Not that many salaried private motorists paying their own way can afford to spend £100k or even £30k on outright purchases. And that’s where and when leasing specialists can come to the rescue with increasingly flexible and competitive deals. Do not ignore them. Think long and hard about your self-imposed status as someone who likes to buy, and never wants to go down the leasing/rental (same thing, really) route – even though you do. Fact is, even if we use them regularly, we don’t, and don’t want, to buy and own our hotel rooms, seats on planes, standing room on trains and the like. So why the obsession with buying cars outright?
New models with monthly leasing payments of around £100 (about £3.30 a day), £200 (£6.60) or £300 (under a tenner) are no-brainers – or at least they would be if their all-in costs per month/day were this deliciously low. But, sadly, they’re not.
And that’s thanks largely, but not entirely, to the little matter of up-front deposits the customers need to put down. In round figures, with a £30,000-ish car, monthly payments of a mere £100 over two years might be possible – but only after a down payment of approximately 10 grand.
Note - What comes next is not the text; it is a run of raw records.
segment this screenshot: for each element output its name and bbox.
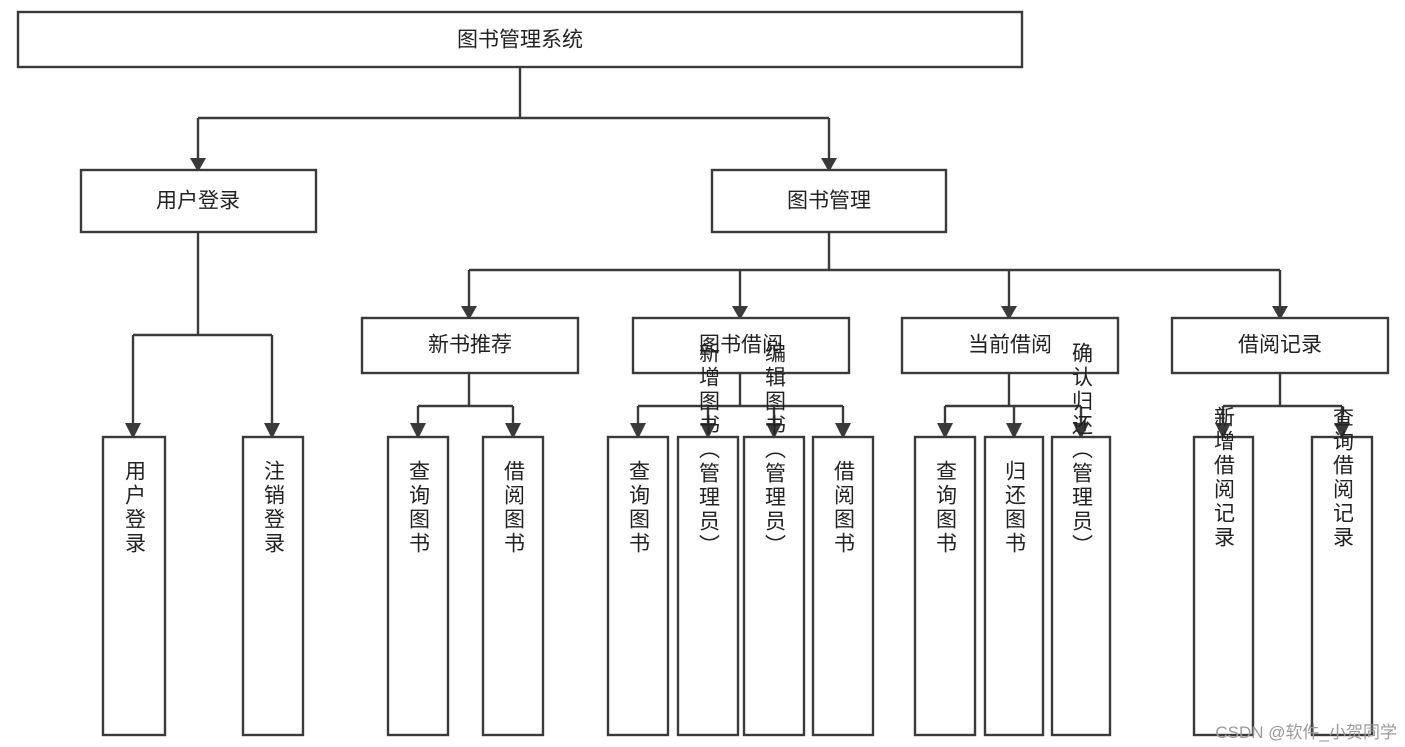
leaf-node-edit-book-label: 编辑图书（管理员） bbox=[763, 342, 787, 558]
leaf-node-add-borrow-record-label: 新增借阅记录 bbox=[1212, 406, 1236, 550]
arrow-to-user-login bbox=[190, 158, 206, 172]
leaf-node-borrow-book-2-label: 借阅图书 bbox=[832, 460, 856, 556]
arrow-to-leaf-query-book-1 bbox=[410, 423, 426, 439]
node-new-book-recommend[interactable]: 新书推荐 bbox=[360, 316, 580, 375]
arrow-to-leaf-return-book bbox=[1006, 423, 1022, 439]
arrow-to-leaf-add-borrow-record bbox=[1215, 423, 1231, 439]
leaf-node-query-book-1-box bbox=[386, 435, 450, 737]
leaf-node-query-book-3-label: 查询图书 bbox=[934, 460, 958, 556]
node-book-management-box bbox=[710, 168, 948, 234]
node-book-borrow-label: 图书借阅 bbox=[699, 334, 783, 357]
leaf-node-query-book-1-label: 查询图书 bbox=[407, 460, 431, 556]
arrow-to-leaf-borrow-book-1 bbox=[505, 423, 521, 439]
connector-new-book-recommend-branch bbox=[416, 373, 515, 425]
leaf-node-borrow-book-1-label: 借阅图书 bbox=[502, 460, 526, 556]
arrow-to-leaf-edit-book bbox=[766, 423, 782, 439]
leaf-node-query-book-3-box bbox=[913, 435, 977, 737]
leaf-node-user-login-label: 用户登录 bbox=[123, 460, 147, 556]
leaf-node-logout-label: 注销登录 bbox=[262, 460, 286, 556]
node-root-box bbox=[16, 10, 1024, 69]
node-current-borrow-label: 当前借阅 bbox=[968, 334, 1052, 357]
leaf-node-confirm-return[interactable]: 确认归还（管理员） bbox=[1050, 342, 1112, 737]
leaf-node-borrow-book-2[interactable]: 借阅图书 bbox=[811, 435, 875, 737]
node-new-book-recommend-box bbox=[360, 316, 580, 375]
arrow-to-leaf-confirm-return bbox=[1073, 423, 1089, 439]
leaf-node-borrow-book-2-box bbox=[811, 435, 875, 737]
node-user-login-box bbox=[79, 168, 318, 234]
arrow-to-book-borrow bbox=[732, 306, 748, 320]
leaf-node-add-book-label: 新增图书（管理员） bbox=[697, 342, 721, 558]
leaf-node-borrow-book-1[interactable]: 借阅图书 bbox=[481, 435, 545, 737]
arrow-to-leaf-query-borrow-record bbox=[1334, 423, 1350, 439]
connector-book-management-branch bbox=[467, 232, 1282, 308]
connector-layer bbox=[125, 67, 1350, 439]
leaf-node-query-book-2[interactable]: 查询图书 bbox=[606, 435, 670, 737]
arrow-to-leaf-logout bbox=[264, 423, 280, 439]
connector-borrow-record-branch bbox=[1221, 373, 1344, 425]
leaf-node-edit-book-box bbox=[742, 435, 806, 737]
leaf-node-query-book-1[interactable]: 查询图书 bbox=[386, 435, 450, 737]
leaf-node-query-book-3[interactable]: 查询图书 bbox=[913, 435, 977, 737]
node-borrow-record-box bbox=[1170, 316, 1390, 375]
csdn-watermark: CSDN @软件_小贺同学 bbox=[1215, 723, 1397, 742]
node-root[interactable]: 图书管理系统 bbox=[16, 10, 1024, 69]
arrow-to-leaf-add-book bbox=[700, 423, 716, 439]
arrow-to-new-book-recommend bbox=[461, 306, 477, 320]
leaf-node-borrow-book-1-box bbox=[481, 435, 545, 737]
leaf-node-edit-book[interactable]: 编辑图书（管理员） bbox=[742, 342, 806, 737]
connector-current-borrow-branch bbox=[943, 373, 1083, 425]
leaf-node-query-borrow-record-label: 查询借阅记录 bbox=[1331, 406, 1355, 550]
node-current-borrow-box bbox=[900, 316, 1120, 375]
leaf-node-confirm-return-box bbox=[1050, 435, 1112, 737]
leaf-node-confirm-return-label: 确认归还（管理员） bbox=[1070, 342, 1094, 558]
node-new-book-recommend-label: 新书推荐 bbox=[428, 334, 512, 357]
leaf-node-add-book-box bbox=[676, 435, 740, 737]
leaf-node-query-borrow-record-box bbox=[1310, 435, 1374, 737]
arrow-to-borrow-record bbox=[1272, 306, 1288, 320]
leaf-node-logout-box bbox=[241, 435, 305, 737]
connector-book-borrow-branch bbox=[636, 373, 845, 425]
node-book-borrow[interactable]: 图书借阅 bbox=[631, 316, 851, 375]
leaf-node-return-book[interactable]: 归还图书 bbox=[983, 435, 1045, 737]
leaf-node-user-login-box bbox=[101, 435, 167, 737]
leaf-node-add-book[interactable]: 新增图书（管理员） bbox=[676, 342, 740, 737]
leaf-node-user-login[interactable]: 用户登录 bbox=[101, 435, 167, 737]
leaf-node-query-book-2-box bbox=[606, 435, 670, 737]
arrow-to-book-management bbox=[821, 158, 837, 172]
node-book-management-label: 图书管理 bbox=[787, 190, 871, 213]
node-book-borrow-box bbox=[631, 316, 851, 375]
node-root-label: 图书管理系统 bbox=[457, 29, 583, 52]
arrow-to-leaf-user-login bbox=[125, 423, 141, 439]
node-user-login[interactable]: 用户登录 bbox=[79, 168, 318, 234]
node-current-borrow[interactable]: 当前借阅 bbox=[900, 316, 1120, 375]
arrow-to-leaf-query-book-3 bbox=[937, 423, 953, 439]
arrow-to-current-borrow bbox=[1001, 306, 1017, 320]
node-user-login-label: 用户登录 bbox=[156, 190, 240, 213]
leaf-node-return-book-label: 归还图书 bbox=[1003, 460, 1027, 556]
node-book-management[interactable]: 图书管理 bbox=[710, 168, 948, 234]
arrow-to-leaf-borrow-book-2 bbox=[835, 423, 851, 439]
leaf-node-logout[interactable]: 注销登录 bbox=[241, 435, 305, 737]
leaf-node-query-borrow-record[interactable]: 查询借阅记录 bbox=[1310, 406, 1374, 737]
arrow-to-leaf-query-book-2 bbox=[630, 423, 646, 439]
leaf-node-add-borrow-record-box bbox=[1192, 435, 1255, 737]
leaf-node-query-book-2-label: 查询图书 bbox=[627, 460, 651, 556]
leaf-node-return-book-box bbox=[983, 435, 1045, 737]
connector-root-trunk bbox=[196, 67, 831, 160]
connector-user-login-branch bbox=[131, 232, 274, 425]
node-borrow-record-label: 借阅记录 bbox=[1238, 334, 1322, 357]
leaf-node-add-borrow-record[interactable]: 新增借阅记录 bbox=[1192, 406, 1255, 737]
node-borrow-record[interactable]: 借阅记录 bbox=[1170, 316, 1390, 375]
So that whopping, up-front payment of £10,000 followed by 24 monthly payments of £100 means (before other charges) a cost of around £12,400 (£517 a month) to lease/rent the car for a couple of years/12,000 miles – before handing it back. Put differently, 24 monthly payments of £100 represent only a small part (19 per cent) of the two-year spend, with the down payment of £10,000 being the remaining 81 per cent.
I’m not judging whether such a deal at such an all-in cost to the consumer is good, bad or indifferent. I’m just making the point that motorists must look beyond the headline monthly repayment figures quoted by manufacturers and leasing firms – because such numbers can often be a comparatively tiny part of the entire financial equation.